Would you consider installing solar panels if you could cut your energy costs? If you qualify for this scheme, you could be getting paid to harvest free energy from the sun!
Thanks to a little-known government scheme to support green energy, UK residents are getting paid to create their own solar energy.
Solar energy is the future. Governments across the globe are incentivising people to go green, and the UK is no exception.
Millions across the country are ready to embrace solar energy, but have been put off by the costs of installing solar panels. In fact, energy costs are getting higher across the board, and traditional energy suppliers show little signs of improvement. But new government green energy incentives mean you could install a new solar panel system without having to pay a penny up front - and make up to $600 a year producing your own solar energy!
How Does it Work?
All you need to qualify for these government incentives is to meet these criteria:
- Be a UK homeowner
- Work 16 hours+ a week
- Own a suitable unshaded roof
And that’s it!
To start the process to get your new solar panels, you first need to register for the PSP scheme. If you qualify for funding, a qualified solar assessor will carry out a survey of your home for free, to make sure your roof is suitable for your new solar panels. Once your property is approved, all you need to do is book an installation date.
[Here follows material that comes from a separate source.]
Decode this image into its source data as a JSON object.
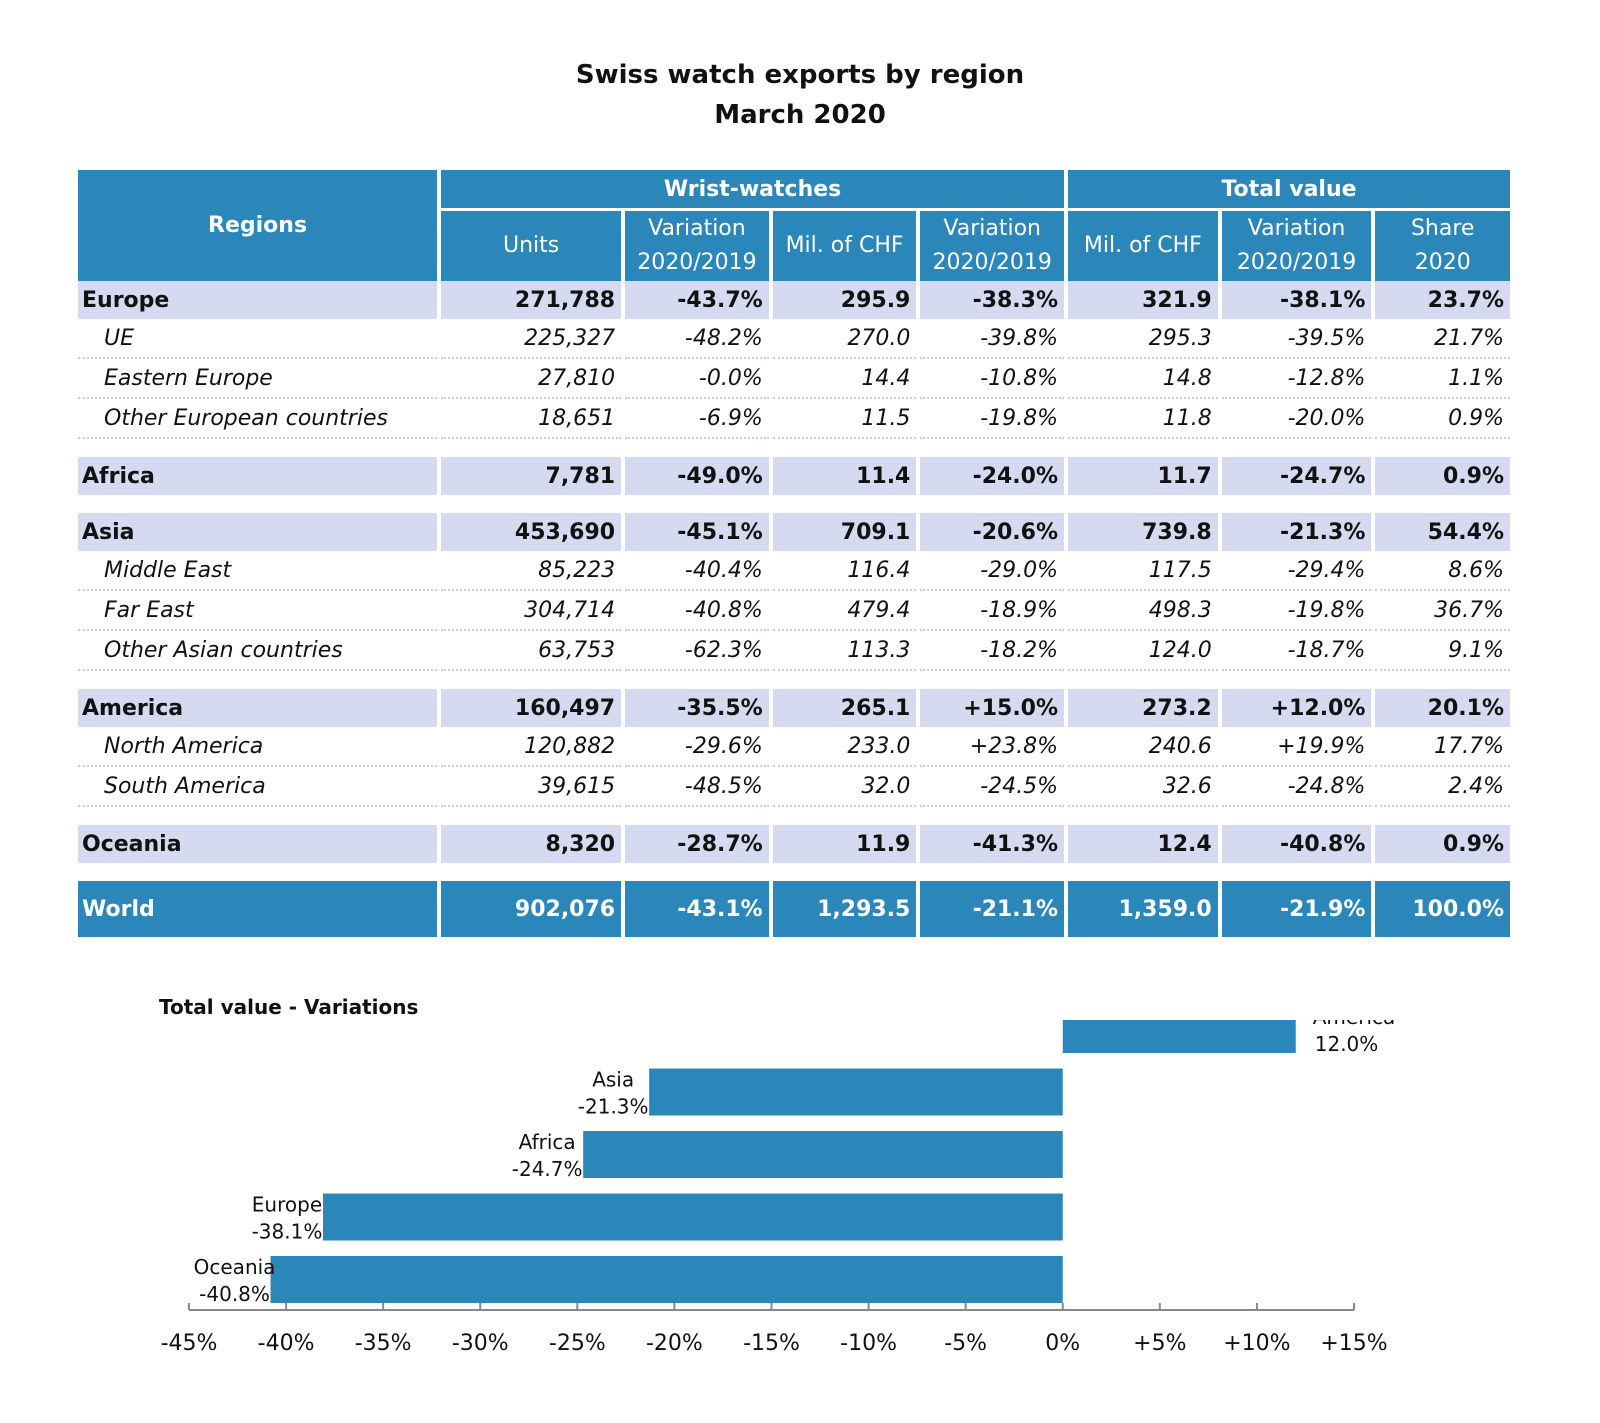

Now everything is in place, you can begin selling a percentage of the energy you produce back to the national grid through the government’s feed-in tariff scheme.
The current government is changing the rules of the feed-in tariff scheme all the time - most recently in January 2016. It may be that such a scheme will disappear in the future, or you will be paid less for the energy you produce, but once you are locked into a tariff it stays fixed.
This scheme has been kept quiet, like most government incentives - partially to do with pressure from traditional power companies. But it’s real, and available to the public! So take advantage while you still can.